CHAPTER 4
Occasion salutes thee, and reaches out her forelock to thee, saying: “Here I am, take hold of me.”
Martin Luther
It was obvious to Alan what had happened. Someone had been hurt. The father or the mother had been hurt, and one of them had rushed the other to the hospital, throwing open all the doors, hurrying out in a panic, leaving the baby behind.
Or perhaps the person who had been hurt had been alone, and had staggered out into the street, looking for help. Perhaps the mother or father was lying unconscious on the sidewalk somewhere right now. Well, it wasn’t Alan’s problem. It was a matter for the police.
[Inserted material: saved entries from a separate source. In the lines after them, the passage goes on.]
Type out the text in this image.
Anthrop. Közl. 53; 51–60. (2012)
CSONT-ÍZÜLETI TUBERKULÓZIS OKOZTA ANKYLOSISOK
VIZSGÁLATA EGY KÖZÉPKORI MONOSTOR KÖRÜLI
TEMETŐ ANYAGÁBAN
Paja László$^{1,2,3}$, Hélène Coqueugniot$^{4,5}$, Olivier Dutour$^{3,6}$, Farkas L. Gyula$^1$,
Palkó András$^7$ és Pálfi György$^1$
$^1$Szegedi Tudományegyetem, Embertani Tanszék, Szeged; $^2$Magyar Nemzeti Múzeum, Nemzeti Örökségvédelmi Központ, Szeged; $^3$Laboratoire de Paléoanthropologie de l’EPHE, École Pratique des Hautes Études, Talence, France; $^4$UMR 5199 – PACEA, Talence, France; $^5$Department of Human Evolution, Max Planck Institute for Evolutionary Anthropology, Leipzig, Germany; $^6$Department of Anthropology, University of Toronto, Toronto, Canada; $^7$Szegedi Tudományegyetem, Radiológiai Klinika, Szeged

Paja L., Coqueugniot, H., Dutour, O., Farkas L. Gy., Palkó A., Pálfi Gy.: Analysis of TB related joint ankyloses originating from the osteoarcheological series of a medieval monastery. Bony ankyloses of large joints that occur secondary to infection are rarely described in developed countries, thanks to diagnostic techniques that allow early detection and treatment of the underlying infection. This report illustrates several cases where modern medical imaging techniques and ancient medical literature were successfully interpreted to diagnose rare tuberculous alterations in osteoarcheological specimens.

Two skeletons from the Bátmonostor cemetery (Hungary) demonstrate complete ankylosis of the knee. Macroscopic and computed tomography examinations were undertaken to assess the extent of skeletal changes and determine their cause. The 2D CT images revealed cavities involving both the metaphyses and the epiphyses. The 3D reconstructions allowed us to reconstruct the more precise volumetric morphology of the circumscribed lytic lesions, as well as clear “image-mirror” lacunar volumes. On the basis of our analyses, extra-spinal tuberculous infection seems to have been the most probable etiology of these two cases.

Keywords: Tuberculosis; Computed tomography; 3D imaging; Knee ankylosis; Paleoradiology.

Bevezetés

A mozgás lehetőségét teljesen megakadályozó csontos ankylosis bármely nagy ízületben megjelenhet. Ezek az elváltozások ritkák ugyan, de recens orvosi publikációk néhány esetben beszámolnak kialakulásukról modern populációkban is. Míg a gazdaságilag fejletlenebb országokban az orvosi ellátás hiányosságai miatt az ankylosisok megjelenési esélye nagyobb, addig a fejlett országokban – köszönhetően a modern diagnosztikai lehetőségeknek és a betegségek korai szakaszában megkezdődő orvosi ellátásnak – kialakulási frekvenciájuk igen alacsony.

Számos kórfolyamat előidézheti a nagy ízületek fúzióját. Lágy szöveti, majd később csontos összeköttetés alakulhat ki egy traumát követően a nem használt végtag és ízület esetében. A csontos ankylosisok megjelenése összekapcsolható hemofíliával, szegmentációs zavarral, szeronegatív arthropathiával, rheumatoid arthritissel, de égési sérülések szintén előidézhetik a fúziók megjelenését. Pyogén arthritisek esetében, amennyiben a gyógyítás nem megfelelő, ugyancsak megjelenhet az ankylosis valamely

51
His arms were sagging. He laid the heavy baby down on his back in the playpen and handed him the bottle. Could he hold it by himself? He could. He grasped it eagerly and popped the nipple into his mouth. “Good for you, kid,” said Alan, watching with admiration as the milk began to disappear.
He found the telephone on the wall over the desk, next to a bulletin board covered with snapshots. Alan put his hand on the phone, and then paused, entranced.
The pictures were mostly of the baby. Was this the father, this man in uniform holding the newborn child? Navy? Coast Guard? Alan didn’t know one uniform from another. The most appealing picture was a single large photograph of the infant with his mother. It was a black-and-white closeup of their two faces, enlarged almost to life size.
Alan took his hand away from the phone and leaned on the desk, studying the picture, feeling an impulse to climb into its black-and-white world. He had already connected himself to the baby and the apartment, and now he felt attached to the mother as well. Both baby and mother were looking soberly at the camera. Her hair was neither dark nor blond. It hung short and straight, as though cut around the rim of a bowl.
The real live baby in the playpen was whimpering again. Alan guessed what it needed. He had seen it in the movies. He picked up the baby, held it upright against his shoulder and patted its back. The baby belched politely, and Alan put it down again, aware of another surge of fatherly feeling.
He went back to the telephone and dialed 911.
The police officer at the other end of the line didn’t quibble when Alan explained about the abandoned baby and the blood on the floor. He asked a few sharp questions, and then said, “We’ll be right over.”
Alan hung up, feeling like a good citizen who had acted properly in a crisis. He looked again at the picture of the baby’s mother, and wondered what had happened to her. Then he began rummaging among the papers on the desk. Almost at once he found a sad one, a six-month-old newspaper clipping:
NAVY PILOT KILLED IN HELICOPTER ACCIDENT U.S. Naval Reserve Ensign Theodore Hall, 27, of 115 Commonwealth Avenue, Boston, was killed yesterday when a high wind sent his craft against the roof of a hangar at the Naval Air Station in South Weymouth. Hall is survived by his wife Rosalind and infant son Charles.
Sad. The baby was fatherless, his mother a widow. Really sad.
The baby’s name was Charles Hall. It was too formal a name for a baby. Alan looked again at the picture of the baby with his mother, and said their names aloud, “Charley and Rosalind Hall.”
Rosalind Hall? The name had a familiar ring. Surely Rosalind Hall was a member of the American Guild of Organists. He had seen her name over and over again, in one connection or another. He groaned. Oh, of course, Rosalind Hall was Rosie Hall, Castle’s favorite pupil. You sound envious, Castle had said. Well, you should be. She’s damned good. One couldn’t help suspecting he was in love with the woman, although Alan wasn’t sure Castle preferred women to men. Maybe he did, and maybe he didn’t.
But it was worse than that. Rosie wasn’t just a name on a list, she wasn’t simply a student of Castle’s. She was someone who was always being shoved down Alan’s throat. She was a widow, and her friends were trying to marry her off. People were always telling him, “Oh, you’ve got to meet Rosie Hall.” His sister Betsy was the worst. She had been to boarding school with Rosie, she was always talking about her. Once she had even arranged a date for the two of them, but at the last minute Rosie had called Betsy to say she was sick, and Alan had told Betsy the hell with it, and that had been that. He was sick of hearing the woman’s name.
A siren sounded from the street. The high whine spiralled down and stopped. The police cruiser was pulling up outside.
Swiftly, his curiosity still unsatisfied, Alan opened the desk drawer and groped inside it. His fingers closed on a key. It had a tag, #115 Rear. Pulling the drawer farther open, he found a small notebook, and flipped the pages. It was full of musical scribblings.
The doorbell rang. Without thinking, Alan pocketed the key and deposited the notebook in one of the zippered compartments of his down jacket.
Then he went to the door and flung it open.